Koolzaad als power food voor een als Massacre en Slaughter fans vermomde balsturige bende kuddedieren. Afgaande op de affiche, was dat op dinsdag de Brusselse underground venue’s dagschotel. Wie op basis daarvan begrijpelijkerwijze verkoos om zonder eten naar bed te gaan, kreeg ongelijk. Of toch een beetje.
Want de vier bands hun prestaties varieerden van middelmatig tot straf. Zo begon Siamese Queens (naar eigen zeggen vijf voortdurend bezopen Brusselse black metal-fans) sterk aan zijn set door een rist vuige, wilde gitaarrockers op de toeschouwers af te vuren. Helaas hielden deze ketjes dat hoge niveau niet vol. De hondsdolle zanger, vileine gitaarriffs en verrassende tempowisselingen deden aanvankelijk ons punkhart nog wel sneller slaan, maar technische problemen haalden de vaart uit het optreden. Waardoor wij een langgerekte geeuw niet langer konden onderdrukken.

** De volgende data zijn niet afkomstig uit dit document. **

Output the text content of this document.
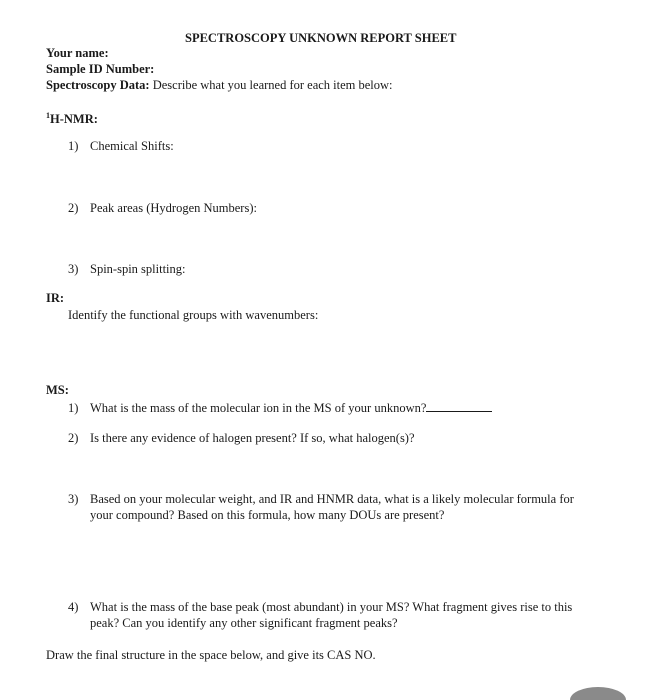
SPECTROSCOPY UNKNOWN REPORT SHEET
Your name:
Sample ID Number:
Spectroscopy Data: Describe what you learned for each item below:
$^1$H-NMR:
1) Chemical Shifts:
2) Peak areas (Hydrogen Numbers):
3) Spin-spin splitting:
IR:
Identify the functional groups with wavenumbers:
MS:
1) What is the mass of the molecular ion in the MS of your unknown?
2) Is there any evidence of halogen present? If so, what halogen(s)?
3) Based on your molecular weight, and IR and HNMR data, what is a likely molecular formula for
your compound? Based on this formula, how many DOUs are present?
4) What is the mass of the base peak (most abundant) in your MS? What fragment gives rise to this
peak? Can you identify any other significant fragment peaks?
Draw the final structure in the space below, and give its CAS NO.
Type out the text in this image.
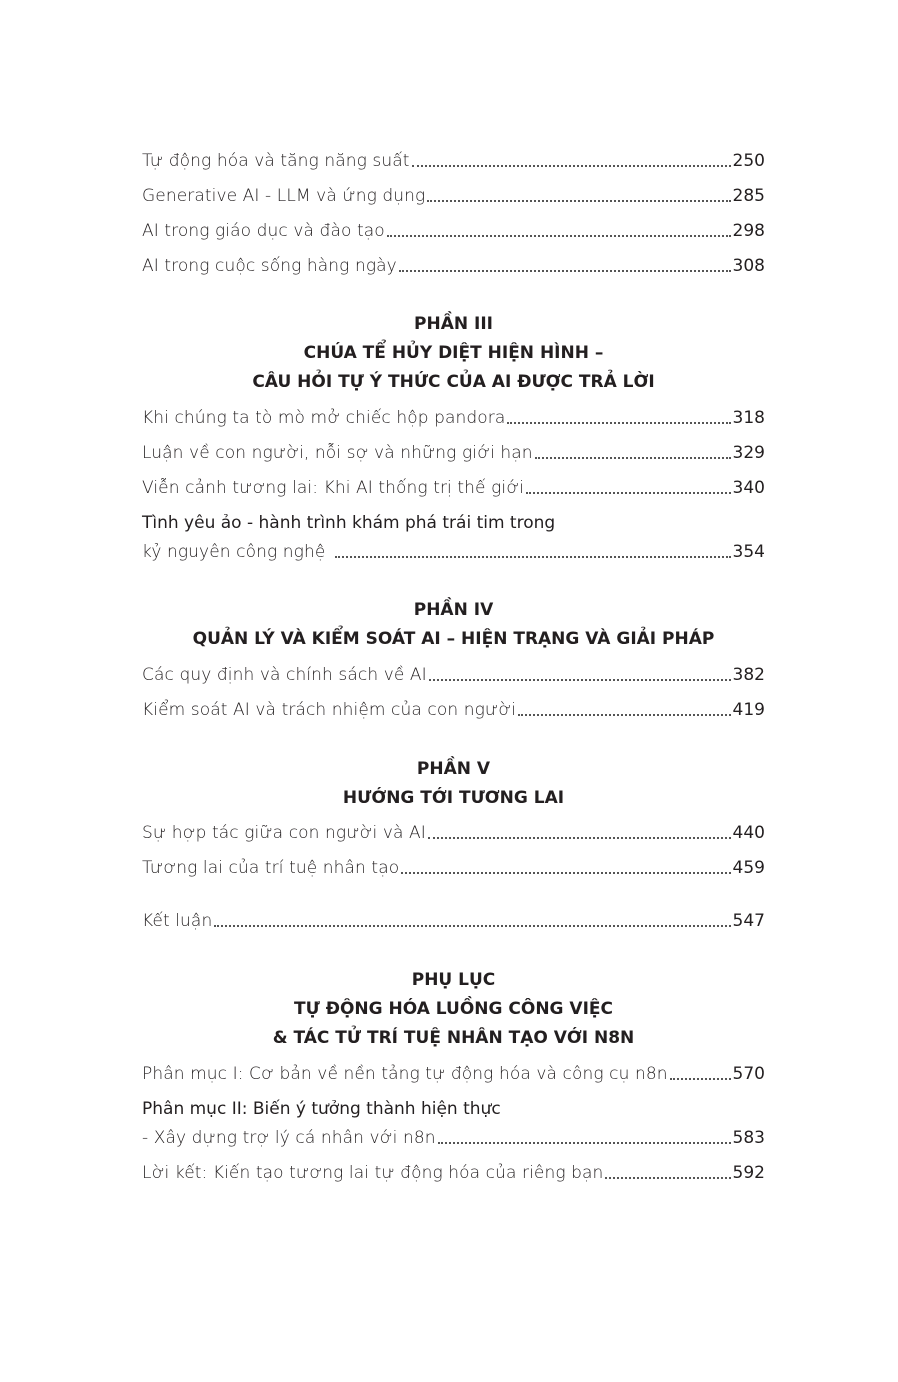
Tự động hóa và tăng năng suất	250
Generative AI - LLM và ứng dụng	285
AI trong giáo dục và đào tạo	298
AI trong cuộc sống hàng ngày	308
PHẦN III
CHÚA TỂ HỦY DIỆT HIỆN HÌNH –
CÂU HỎI TỰ Ý THỨC CỦA AI ĐƯỢC TRẢ LỜI
Khi chúng ta tò mò mở chiếc hộp pandora	318
Luận về con người, nỗi sợ và những giới hạn	329
Viễn cảnh tương lai: Khi AI thống trị thế giới	340
Tình yêu ảo - hành trình khám phá trái tim trong
kỷ nguyên công nghệ	354
PHẦN IV
QUẢN LÝ VÀ KIỂM SOÁT AI – HIỆN TRẠNG VÀ GIẢI PHÁP
Các quy định và chính sách về AI	382
Kiểm soát AI và trách nhiệm của con người	419
PHẦN V
HƯỚNG TỚI TƯƠNG LAI
Sự hợp tác giữa con người và AI	440
Tương lai của trí tuệ nhân tạo	459
Kết luận	547
PHỤ LỤC
TỰ ĐỘNG HÓA LUỒNG CÔNG VIỆC
& TÁC TỬ TRÍ TUỆ NHÂN TẠO VỚI N8N
Phân mục I: Cơ bản về nền tảng tự động hóa và công cụ n8n	570
Phân mục II: Biến ý tưởng thành hiện thực
- Xây dựng trợ lý cá nhân với n8n	583
Lời kết: Kiến tạo tương lai tự động hóa của riêng bạn	592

“Der Umlaut gehört nicht zu den Bandname”; terugdenkend aan die sinistere boodschap op de groeps Facebookpagina, zetten we opnieuw een hoge rug op toen Räpe Blossoms aan de beurt was. Het — met Penguins Know Why en The Germans-leden in de rangen — Gentse viertal putte voornamelijk uit hun twee jaar oude debuutalbum Starving Vutures Et 7-Eleven en bracht het er aardig van af. Aardig, want hoewel deze Gentenaars beweren beïnvloed te zijn door Fugazi en The Jesus & Mary Chain, hoorden wij vooral een reeks onderkoelde eighties post punk/no wave-deuntjes. Die werden live dus niet verkracht maar moeten wel de duimen leggen tegen nummers van Mars, Joy Division of A Certain Ratio. En ook Frederikke Hoffmeier aka Puce Mary’s soundscape charmeerde maar bood niets nieuws. Met The Closed Room onder de arm verzorgt Hoffmeier het voorprogramma van Iceage en dat doet ze blatant en luid. Een batterij effectpedalen genereerde diep brommende bassen, knisperende elektronica en flarden rauwe noise; nice, maar beklijven deed het niet.
Een door hoge piefen inderhaast bijeengesprokkelde boysband van de hardcore? Posterboys met nazisympathieën die zo nodig punk moeten spelen? Of vier Deense jeugdvrienden die door het spelen van hun favoriete tunes hun verontwaardiging, angst en woede willen uiten? Ons lijkt die laatste beschrijving van Iceage de enige juiste en wat betreft het laaghartige gespeculeer van de voorbije jaren: het voltallige journaille leest beter eens een boek over tijdmanagement. Waarom er zo veel trammelant rond deze Vikings gemaakt wordt, hebben wij nooit begrepen en na de elfendertigste keer You’re Nothing beluisterd te hebben doen we dat nog steeds niet. Toegegeven, de twaalf nummers op New Brigade’s opvolger klinken zoals moderne punk dat hoort te doen: to the point, roekeloos en boos, op het eerste gehoor chaotisch en nonchalant maar met de precisie van een Stealth-bombardement. Keikoppen van nummers die de luisteraar frustraties doet voelen en die niet hoeven geanalyseerd te worden. Black Flag en The Germs waren hen echter voor én deden dat allemaal beter.
Slecht was Iceages concert daarom zeker niet. Gefocust en tegelijkertijd met het gepaste je m’en foutisme, wroetten zanger-gitarist Elias Ronnenfelt en zijn makkers zich door een intense set die klauwde en grauwde, het publiek van bij opener “Ecstasy” tot de furieus gebrachte afsluiter “You’re Nothing” bij zijn nekvel greep en niet meer losliet. En hoewel nog erg jong toonde Ronnenfelt zich een erg charismatische frontman die een publiek drie kwartier lang weet te bespelen. Want precies zo lang duurde de van feedback vergeven set; kort en krachtig dus, zoals het hoort.
Onze conclusie: punk is bijlange na niet dood en knuffel het genre dan ook niet dood. En dus ook Iceage niet: laat deze prille twintigers in alle rust klooien, experimenteren en op hun bakkes gaan en wie weet bezorgen ze ons nog een klassieker.